Comment 2 Chí-Thanh Christopher Nguyễn gentoo-dev 2012-03-24 10:03:43 UTC
According to upstream, this is only a data leakage vulnerability (disclosure of arbitrary files).

A workaround is to save untrusted files in ODF 1.0/1.1 format, which will avoid the vulnerable code.
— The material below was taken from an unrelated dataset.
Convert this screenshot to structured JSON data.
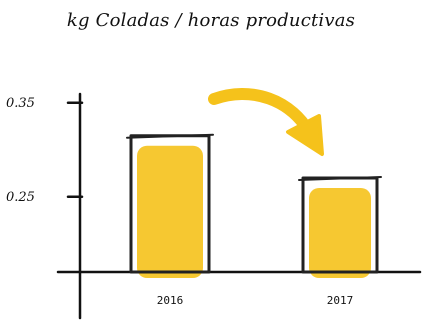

Upstream has provided instructions on how to fix this vulnerability. I will investigate whether following these instructions or packaging a 3.4 developer snapshot is preferable.
Comment 3 Chí-Thanh Christopher Nguyễn gentoo-dev 2012-04-19 09:21:33 UTC
OpenOffice 3.4 RC1 has been released, an ebuild is coming up.
Comment 4 Chí-Thanh Christopher Nguyễn gentoo-dev 2012-04-19 23:41:08 UTC
Created attachment 309549 [details]

ebuild will be added to portage once an official announcement from AOO exists.
Comment 5 Tim Sammut (RETIRED) gentoo-dev 2012-05-13 16:28:37 UTC
Rerating B2 for code execution. Added to GLSA request.
Comment 6 Tim Sammut (RETIRED) gentoo-dev 2012-05-13 16:31:42 UTC
Ok, I see c2 now. Looking around, it seems this may or may not allow code execution. Need to research before publishing GLSA...
Comment 7 Chí-Thanh Christopher Nguyễn gentoo-dev 2012-05-18 22:11:57 UTC
More vulnerabilities were disclosed. All are fixed in 3.4.0. Adding to this bug per underling on IRC:

CVE-2012-1149 integer overflow error in vclmi.dll module when allocating memory for an embedded image object

CVE-2012-2149 memory overwrite vulnerability

CVE-2012-2334 Vulnerabilities related to malformed Powerpoint files in 3.3.0

Code execution is possible through CVE-2012-2149.
Comment 8 Michael Harrison 2012-05-19 08:24:48 UTC
CVE-2012-1149 specifically pertains to libreoffice and bug 416457 was created for it prior to the above comment.
Comment 9 GLSAMaker/CVETool Bot gentoo-dev 2012-06-27 22:50:49 UTC
CVE-2012-2334 (
  Integer overflow in filter/source/msfilter/msdffimp.cxx in
  (OOo) 3.3, 3.4 Beta, and possibly earlier, and LibreOffice before 3.5.3,
  allows remote attackers to cause a denial of service (crash) and possibly
  execute arbitrary code via the length of an Escher graphics record in a
  PowerPoint (.ppt) document, which triggers a buffer overflow.

CVE-2012-2149 (
  The WPXContentListener::_closeTableRow function in WPXContentListener.cpp in
  libwpd 0.8.8, as used by (OOo) before 3.4, allows remote
  attackers to execute arbitrary code via a crafted Wordperfect .WPD document
  that causes a negative array index to be used.  NOTE: some sources report
  this issue as an integer overflow.

CVE-2012-1149 (
  Integer overflow in the vclmi.dll module in (OOo) 3.3, 3.4
  Beta, and possibly earlier, and LibreOffice before 3.5.3, allows remote
  attackers to cause a denial of service (application crash) and possibly
  execute arbitrary code via a crafted embedded image object, as demonstrated
  by a JPEG image in a .DOC file, which triggers a heap-based buffer overflow.

CVE-2012-0037 (
  Redland Raptor (aka libraptor) before 2.0.7, as used by OpenOffice 3.3 and
  3.4 Beta, LibreOffice before 3.4.6 and 3.5.x before 3.5.1, and other
  products, allows user-assisted remote attackers to read arbitrary files via
  a crafted XML external entity (XXE) declaration and reference in an RDF
Comment 10 GLSAMaker/CVETool Bot gentoo-dev 2014-08-31 15:21:47 UTC
This issue was resolved and addressed in
 GLSA 201408-19 at
by GLSA coordinator Kristian Fiskerstrand (K_F).